Dengler, Georg Albert
( 10.6.1904 Ehningen - ?) wurde als Sohn eines Eisenbahnbeamten
geboren, besuchte die Volksschule, ging mit 18 Jahren zur
Schutzpolizei, wurde dort Hauptwachtmeister und trat nach 12jährigem
Dienst im Jahr 1935 zur Kriminalpolizei über. Am 1. Mai 1937 wurde er
Mitglied der NSDAP. 1939
wurde er als Kriminalassistent zur Geheimen
Staatspolizei in Stuttgart abgeordnet und 1940 zur
Staatspolizeistelle
nach Darmstadt versetzt. Im Herbst 1944 wurde er Kriminalsekretär und
damit SS-Untersturmführer.
Bis Frühjahr 1942 war
er im
"Judenreferat" tätig, dem damals Kriminalsekretär Böhm vorstand. Er war
auch für das Kirchenreferat zuständig. Ab 15.1.1943 übernahm er als
Nachfolger von Böhm die Leitung des Judenreferates. Mitarbeiter in
diesem Referat waren u. a. die Beamten Raaf und Stadtmann. Zu seinen
Aufgaben gehörte die Verfolgung der in privilegierter Mischehe lebender
Juden, die bisher zwar ständig "behelligt" wurden, aber noch relativ
unangefochten leben konnten. Die übrigen jüdischen Bürger waren bereits
deportiert.
Das Schwurgericht Darmstadt hatte
Dengler am
2.11.1949 von der Anklage, sich in den Jahren 1943 bis 1945 fortgesetzt
handelnd der schweren Freiheitsberaubung im Amt, insbesondere im Falle
des Oberlandesgerichtsrats Dr. Mayer schuldig gemacht zu haben,
freigesprochen. Die Staatsanwaltschaft hatte gegen dieses Urteil
Revision eingelegt, worauf das Oberlandesgericht am 25.2.1950 die Sache
an das Schwurgericht Darmstadt zurück verwiesen hatte.
Was
wurde Dengler konkret vorgeworfen?
Dengler
wurde zur Last gelegt, "im
Jahre 1943 als Beamter und Sachbearbeiter im
Judendezernat der Staatspolizeistelle in Darmstadt in 12 Fällen,
darunter auch im Falle des Oberlandesgerichtsrates Dr.
Ernst Mayer,
jüdische
Partner in Mischehen vorsätzlich und widerrechtlich ihrer Freiheit
beraubt zu haben, wobei in allen Fällen die Freiheitsentziehung über
eine Woche gedauert und in 9 Fällen den Tod der Betroffenen zur Folge
gehabt haben soll."
Als Zeugen traten
unter anderen auf:
die Witwe des ehemaligen Hessischen Innenminister Heinrich Fulda, deren
Mann zunächst im Gefängnis saß und später im KZ Auschwitz ermordet
wurde.
Dr. Mayer,
dessen Vater, der
Oberlandesgerichtsrat Dr. Mayer
verfolgt und am 19.6.1943 im Arbeits-
und Erziehungslager Frankfurt-Heddernheim umkam.

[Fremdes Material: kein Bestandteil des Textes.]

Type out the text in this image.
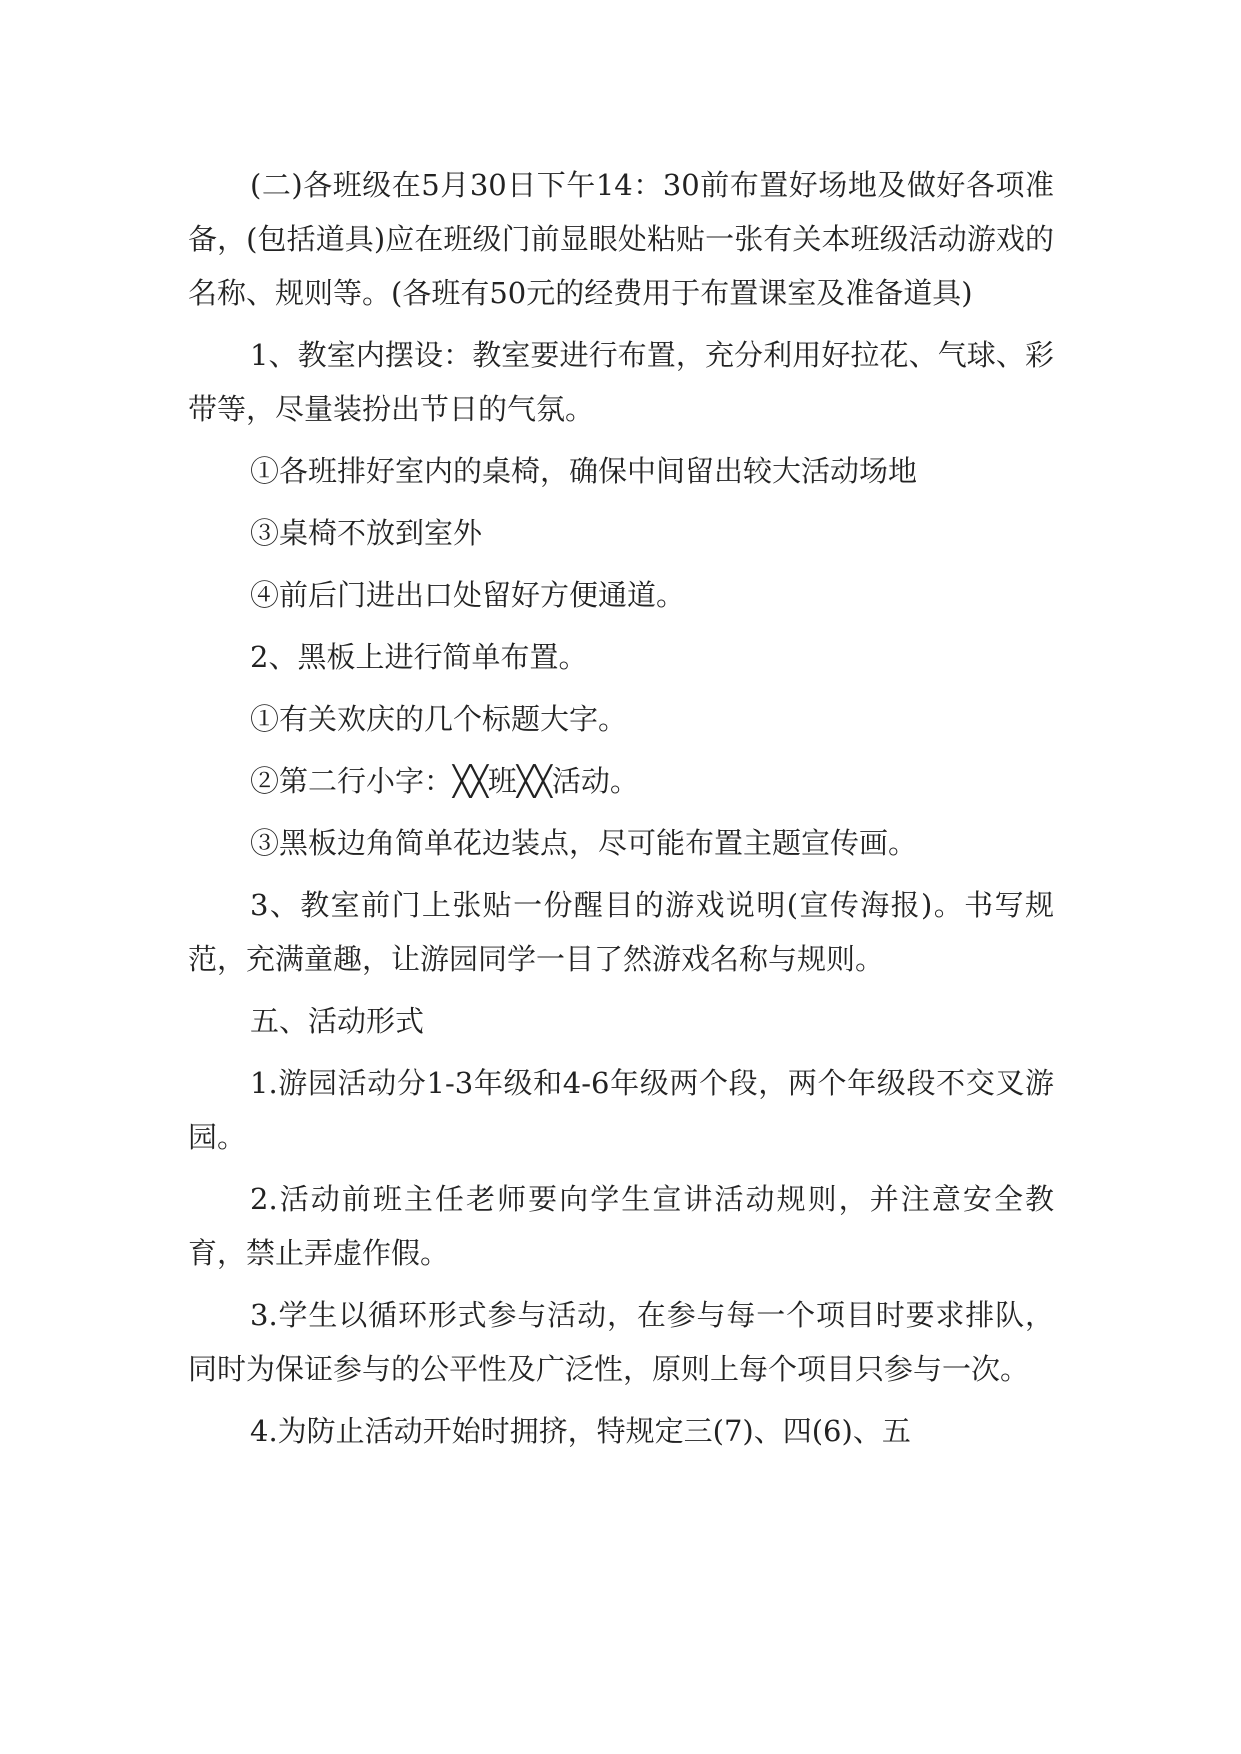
(二)各班级在5月30日下午14：30前布置好场地及做好各项准备，(包括道具)应在班级门前显眼处粘贴一张有关本班级活动游戏的名称、规则等。(各班有50元的经费用于布置课室及准备道具)

1、教室内摆设：教室要进行布置，充分利用好拉花、气球、彩带等，尽量装扮出节日的气氛。

①各班排好室内的桌椅，确保中间留出较大活动场地

③桌椅不放到室外

④前后门进出口处留好方便通道。

2、黑板上进行简单布置。

①有关欢庆的几个标题大字。

②第二行小字：╳╳班╳╳活动。

③黑板边角简单花边装点，尽可能布置主题宣传画。

3、教室前门上张贴一份醒目的游戏说明(宣传海报)。书写规范，充满童趣，让游园同学一目了然游戏名称与规则。

五、活动形式

1.游园活动分1-3年级和4-6年级两个段，两个年级段不交叉游园。

2.活动前班主任老师要向学生宣讲活动规则，并注意安全教育，禁止弄虚作假。

3.学生以循环形式参与活动，在参与每一个项目时要求排队，同时为保证参与的公平性及广泛性，原则上每个项目只参与一次。

4.为防止活动开始时拥挤，特规定三(7)、四(6)、五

Fanny und Otto Wolfskehl, deren Vater, der ehemalige
Regierungsbaumeister a. D. Eduard Wolfskehl (geboren am 20.8.1874 in
Darmstadt) im Lager Frankfurt-Heddernheim am12.6.1943 umkam.
Max Wolf, dessen Vater Max Wolf, der als Prokurist einer
Ölgroßhandlung, die anläßlich des Pogroms 1938 geschlossen wurde,
verfolgt wurde.
In dem neuen Verfahren hatte die
Staatsanwaltschaft zehn Jahre Zuchthaus beantragt. Der Dengler
verteidigende Rechtsanwalt Jöckel forderte die Geschworenen auf, sich
von der politischen Beurteilung der Verbrechen frei zu machen. "Die
moralische und menschliche Schuld des Angeklagten ist nicht wieder gut
zu machen. ... " formulierte der Verteidiger.
Das
Landgericht Darmstadt hat am 14. Juni 1950 unter den Richtern
bzw. dem Staatsanwalt
LGD Hahn
LGR
Hartmann
St Dengler
StA Keller
für
Recht erkannt:
"Der
Angeklagte ist schuldig der Beihilfe zur Freiheitsberaubung im Amt mit
Freiheitsentziehung über eine Woche und Todesfolge in sechs Fällen und
der Beihilfe zur Freiheitsberaubung im Amt mit Freiheitsentziehung über
eine Woche in einem Fall, sämtliche Fälle in Tateinheit mit Beihilfe
zur Verfolgung Unschuldiger ... . Er wird daher zu sechs Jahren
Zuchthaus verurteilt. ... Auf die Strafe werden elf Monate
Untersuchungshaft angerechnet. Dem Angeklagten werden die bürgerlichen
Ehrenrechte auf drei Jahre aberkannt."
Dengler
wurde von den Juden in Darmstadt und Mainz während der Nazizeit
allgemein als "der
Henker von Darmstadt" bezeichnet, schreibt das
Darmstädter Echo am 1.7.1950.
Im Spruchkammerverfahren
wurde er in erster Instanz in die Gruppe I eingegliedert und erhielt 3
Jahre Arbeitslager.
(siehe auch Robert Mohr)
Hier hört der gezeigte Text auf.